Lucia Silvestri, diretora criativa da Bulgari, em entrevista para Guilherme de Beauharnais – Foto: Federico Lidner para a Harper’s BAZAAR Brasil

Dos tempos ao lado do signore Bulgari, Lucia se lembra de examinar pedras com os olhos fechados, as julgando bonitas apenas pelo “corte e energia”. Ainda faz isso – e cada vez mais: quando dorme, sonha com joias, mesmo que nem todas sejam perfeitas. “A beleza também existe na imperfeição”, fala, com tom de rebeldia admitida. “Sou um pouco rebelde, sim. Ousar e inovar, sem me preocupar muito com as regras, é bem mais prazeroso”. Aliás, sequer sonha sozinha. Anos atrás, relutante, acatou à vontade de um dos jovens assistentes para criar um perfil nas redes sociais e, hoje, acumulando mais de 150 mil seguidores, compartilha a magia e o mistério de ser quem é. Pergunto se a presença digital ajuda no business e recebo uma resposta tímida: “Sim… acabei de me tornando o rosto da Bulgari e, muitas vezes, nossos clientes ficam interessados nas peças que apareço usando”. Clientes esses que, entre temporadas, também se tornaram amigos.

Passeando os olhos pelas paredes (“meu hall da fama”, brinca), Lucia me mostra retratos de alguns deles, que a vigiam ao longo ciclos contínuos de dezoito meses, tempo necessário para idealizar e lançar uma nova coleção. A próxima, de 2025, já estava em desenvolvimento mesmo quando “Aeterna” (seu mais novo lançamento de Alta Joalheria) foi apresentada poucos meses atrás. O ritmo criativo é rápido, mas detalhado, como sempre foi. Nos tais murais do estúdio, encontro a imagem de um colar de safiras amarelas e azuis (pedra favorita de Lucia) trazidas do Sri Lanka – o primeiro criado pela joalheira para a Bulgari, ainda em 1988. “Você reconheceu?”, suspira, meio surpresa, meio emocionada. “Ainda sou tão apaixonada por joias quanto eu era naquela época, acredita? Nada mudou. Quando vejo uma gema e a conexão é imediata, digo buongiorno”.

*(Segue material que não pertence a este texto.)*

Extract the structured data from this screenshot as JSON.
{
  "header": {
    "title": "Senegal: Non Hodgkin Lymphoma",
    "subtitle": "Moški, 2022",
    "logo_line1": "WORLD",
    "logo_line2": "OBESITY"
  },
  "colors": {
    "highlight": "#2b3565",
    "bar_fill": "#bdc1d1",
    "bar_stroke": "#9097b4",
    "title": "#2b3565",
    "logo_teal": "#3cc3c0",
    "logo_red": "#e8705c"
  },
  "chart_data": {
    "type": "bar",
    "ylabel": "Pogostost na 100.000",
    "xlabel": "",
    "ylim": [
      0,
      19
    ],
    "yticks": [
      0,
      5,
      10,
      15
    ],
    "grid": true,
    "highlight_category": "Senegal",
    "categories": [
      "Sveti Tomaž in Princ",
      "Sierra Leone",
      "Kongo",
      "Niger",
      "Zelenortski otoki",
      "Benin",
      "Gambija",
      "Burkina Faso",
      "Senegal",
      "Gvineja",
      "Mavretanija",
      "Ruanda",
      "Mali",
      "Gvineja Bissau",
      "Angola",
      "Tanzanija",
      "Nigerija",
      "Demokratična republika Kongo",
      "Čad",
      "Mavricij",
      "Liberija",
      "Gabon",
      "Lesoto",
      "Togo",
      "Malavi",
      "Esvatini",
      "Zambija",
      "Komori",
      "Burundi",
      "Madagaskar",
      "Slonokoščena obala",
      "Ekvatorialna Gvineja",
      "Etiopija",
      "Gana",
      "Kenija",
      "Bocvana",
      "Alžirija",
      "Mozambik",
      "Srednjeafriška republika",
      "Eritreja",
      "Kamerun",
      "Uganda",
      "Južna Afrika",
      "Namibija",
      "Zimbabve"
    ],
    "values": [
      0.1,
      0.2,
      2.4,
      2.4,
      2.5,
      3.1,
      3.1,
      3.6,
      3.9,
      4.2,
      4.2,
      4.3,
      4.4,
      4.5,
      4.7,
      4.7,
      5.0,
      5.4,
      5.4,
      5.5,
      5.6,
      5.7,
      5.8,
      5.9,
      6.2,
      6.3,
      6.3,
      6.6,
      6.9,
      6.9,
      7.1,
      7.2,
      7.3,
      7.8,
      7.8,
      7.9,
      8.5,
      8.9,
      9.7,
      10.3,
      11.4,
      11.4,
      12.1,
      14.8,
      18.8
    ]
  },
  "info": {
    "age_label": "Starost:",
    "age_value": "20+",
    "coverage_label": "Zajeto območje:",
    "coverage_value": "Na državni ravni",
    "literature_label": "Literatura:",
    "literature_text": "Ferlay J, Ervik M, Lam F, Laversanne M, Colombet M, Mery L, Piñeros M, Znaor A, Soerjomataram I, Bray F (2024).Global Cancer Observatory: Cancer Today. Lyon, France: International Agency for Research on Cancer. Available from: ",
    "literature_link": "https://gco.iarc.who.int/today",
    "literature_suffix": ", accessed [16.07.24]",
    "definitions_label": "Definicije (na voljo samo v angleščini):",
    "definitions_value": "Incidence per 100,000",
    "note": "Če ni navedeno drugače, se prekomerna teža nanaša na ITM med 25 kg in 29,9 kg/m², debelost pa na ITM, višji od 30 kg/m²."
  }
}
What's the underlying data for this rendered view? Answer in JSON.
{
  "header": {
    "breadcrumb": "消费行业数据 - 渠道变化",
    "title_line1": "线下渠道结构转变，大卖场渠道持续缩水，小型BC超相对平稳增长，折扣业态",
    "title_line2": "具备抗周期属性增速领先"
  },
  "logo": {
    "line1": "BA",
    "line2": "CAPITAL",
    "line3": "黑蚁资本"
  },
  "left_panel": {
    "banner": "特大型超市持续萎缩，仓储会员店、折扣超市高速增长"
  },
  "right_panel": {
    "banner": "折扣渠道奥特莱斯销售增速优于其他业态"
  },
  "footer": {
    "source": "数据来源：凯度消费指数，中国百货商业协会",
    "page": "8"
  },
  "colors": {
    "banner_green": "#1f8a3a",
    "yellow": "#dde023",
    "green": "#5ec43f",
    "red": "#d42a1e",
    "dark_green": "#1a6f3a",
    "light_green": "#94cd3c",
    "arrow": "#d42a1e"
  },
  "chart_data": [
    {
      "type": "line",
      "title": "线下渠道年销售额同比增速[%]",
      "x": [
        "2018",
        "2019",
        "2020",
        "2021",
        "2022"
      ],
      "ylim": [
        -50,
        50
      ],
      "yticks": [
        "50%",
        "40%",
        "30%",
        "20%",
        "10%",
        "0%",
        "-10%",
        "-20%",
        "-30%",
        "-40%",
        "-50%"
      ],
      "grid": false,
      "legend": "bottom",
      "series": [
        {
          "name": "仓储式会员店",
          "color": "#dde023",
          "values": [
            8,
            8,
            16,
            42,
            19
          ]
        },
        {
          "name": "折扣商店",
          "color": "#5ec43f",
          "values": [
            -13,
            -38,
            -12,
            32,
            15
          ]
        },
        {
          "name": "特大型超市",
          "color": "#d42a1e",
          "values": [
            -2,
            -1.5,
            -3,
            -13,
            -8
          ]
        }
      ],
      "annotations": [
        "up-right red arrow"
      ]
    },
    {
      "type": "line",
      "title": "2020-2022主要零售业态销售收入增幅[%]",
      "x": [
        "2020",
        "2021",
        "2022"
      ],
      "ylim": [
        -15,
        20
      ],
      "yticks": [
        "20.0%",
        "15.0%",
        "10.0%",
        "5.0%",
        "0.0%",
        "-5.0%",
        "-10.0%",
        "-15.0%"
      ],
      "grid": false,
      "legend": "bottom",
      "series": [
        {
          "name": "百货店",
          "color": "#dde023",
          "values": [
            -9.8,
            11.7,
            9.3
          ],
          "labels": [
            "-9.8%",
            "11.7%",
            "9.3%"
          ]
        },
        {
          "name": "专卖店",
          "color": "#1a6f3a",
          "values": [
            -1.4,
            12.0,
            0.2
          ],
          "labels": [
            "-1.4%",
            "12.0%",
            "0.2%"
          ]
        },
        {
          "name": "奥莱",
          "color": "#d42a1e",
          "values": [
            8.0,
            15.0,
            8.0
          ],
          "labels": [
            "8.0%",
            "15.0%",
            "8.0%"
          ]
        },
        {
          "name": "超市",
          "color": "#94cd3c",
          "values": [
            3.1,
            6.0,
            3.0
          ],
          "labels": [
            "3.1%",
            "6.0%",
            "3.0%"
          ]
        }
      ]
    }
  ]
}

O ateliê de Lucia Silvestri, diretora criativa da Bulgari – Foto: Federico Lidner para a Harper’s BAZAAR Brasil

Seria excêntrico, se não fosse divinamente italiano – e com naturalidade absurda, Lucia estende a mão, pega uma bolsinha e espalha centenas de safiras coloridas sobre a mesa. A sala fica em silêncio e, com a ponta dos dedos, molda as pedrinhas em um colar. “Vê só?”, ri, resumindo, em questão de segundos, o cotidiano de seu trabalho, que também leva para cama. Dorme usando joias? “Com braceletes, sempre. Brincos e colares, às vezes. Anéis, jamais”. Por quê? Segredo de estado, intimidade demais! Mesmo na Alta Joalheria, há cofres mais seguros que outros – e quando os abre, é para buscar uma tiara para usar durante o dia. Enfim, à Lucia, o que é de Lucia. Ave!

*O editor de moda Guilherme de Beauharnais viajou para Roma a convite da Bulgari. Essa matéria foi publicada originalmente na edição de novembro/2024 da Harper’s BAZAAR Brasil, sob o título “Vini, Vidi, Vici”.